The secant function, represented as \( \sec \theta \), is the reciprocal of the cosine function. It can be expressed mathematically as \( \sec \theta = \frac{1}{\cos \theta} \). This relationship means that wherever the cosine function is zero, the secant function becomes undefined due to division by zero. In a graph, this is shown as vertical asymptotes.

The secant function inherits many characteristics from the cosine function but has its unique features. For instance, while the cosine function oscillates between -1 and 1, the secant function doesn't have such bounds. Instead, it's unbounded and forms hyperbolic curves for its graph.

• The secant curve has peaks and troughs where the cosine has maximum and minimum values.
• Points of vertical asymptotes occur at values that make the cosine function zero.
• It repeats the same pattern for every complete oscillation, which is known as the period.

Every trigonometric function has a period, which is the horizontal length over which the function repeats its shape. The period is crucial because it tells us just how frequently the function cycles through its pattern.

For basic trigonometric functions, the period of the secant function can be gleaned from the cosine function, as they share the same period since \( \sec \theta = \frac{1}{\cos \theta} \).However, when transforming with a coefficient in front of \( x \), such as \( B \) in \( \sec(Bx) \), the formula \( \text{Period} = \frac{2\pi}{B} \) is used.

• For \( y = 5\sec(2\pi x) \), \( B = 2\pi \).
• The period is \( \frac{2\pi}{2\pi} = 1 \), indicating the pattern repeats every 1 unit on the x-axis.

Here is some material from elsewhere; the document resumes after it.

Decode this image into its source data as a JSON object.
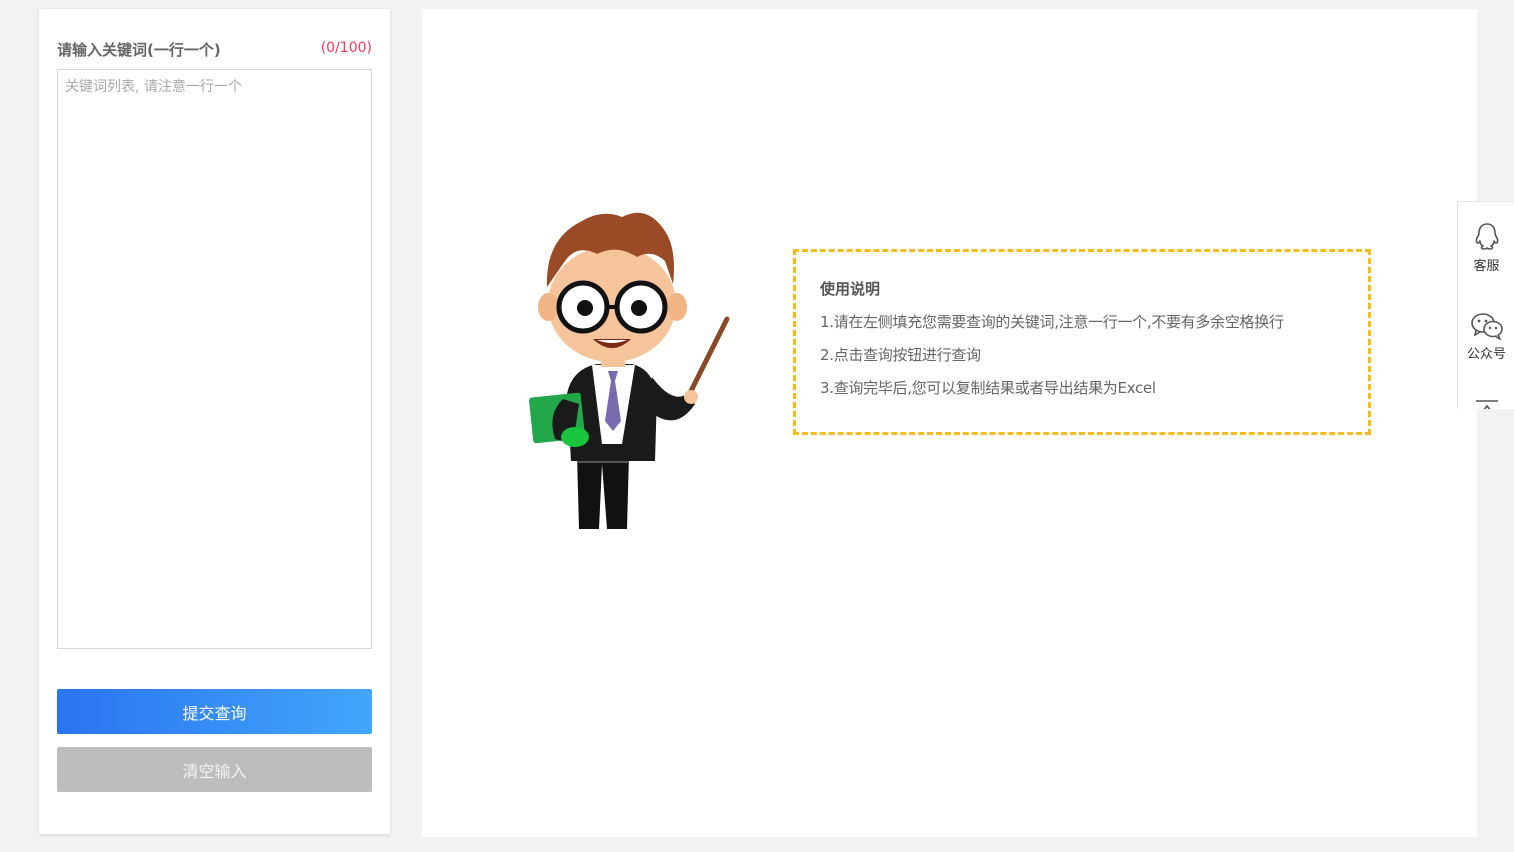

This concept of periodicity governs not just the secant function, but all trigonometric functions, making it a fundamental characteristic in understanding waves and oscillations.

When graphing trigonometric functions like the secant function, identifying key features such as periods and asymptotes is essential.

Begin by considering the corresponding cosine function, as it helps outline where the secant function will have its asymptotes:

• Sketch the cosine function first. For \( y = 5\sec(2\pi x) \), lightly draw \( y = 5\cos(2\pi x) \).
• The values where the cosine intersects the x-axis (i.e., where the cosine equals zero) become the vertical asymptotes on the secant graph.

These asymptotes are visually represented by dotted lines marking undefined points for the secant function:

• Place the secant curve in areas not interrupted by asymptotes, using smooth, unbounded hyperbolic curves above and below the x-axis.
• Each complete section of the graph corresponds to the period of the function, ensuring repetitive cycles.

With practice, graphing a secant function becomes an insightful way to visualize both its nature and relation to the cosine function.

The cosine function is the foundation upon which the secant function is built. It is defined as \( \cos \theta \), representing the x-coordinate of a unit circle corresponding to a given angle \( \theta \). This function naturally oscillates between -1 and 1, shaping familiar wave patterns.

Understanding the cosine function is crucial for graphing the secant function effectively:

• The cosine function determines where secant is undefined and helps predict behaviors of related functions.
• It provides key intersections with the x-axis, essential for locating vertical asymptotes in the secant function.
• The regular alignment and periodicity of the cosine function further dictate the secant function's periodic behavior.

This interconnectedness highlights how mastering the cosine function lays the groundwork for tackling more complex trigonometric graphs like the secant function. Recognizing the cosine's pivotal role is an essential skill in trigonometry.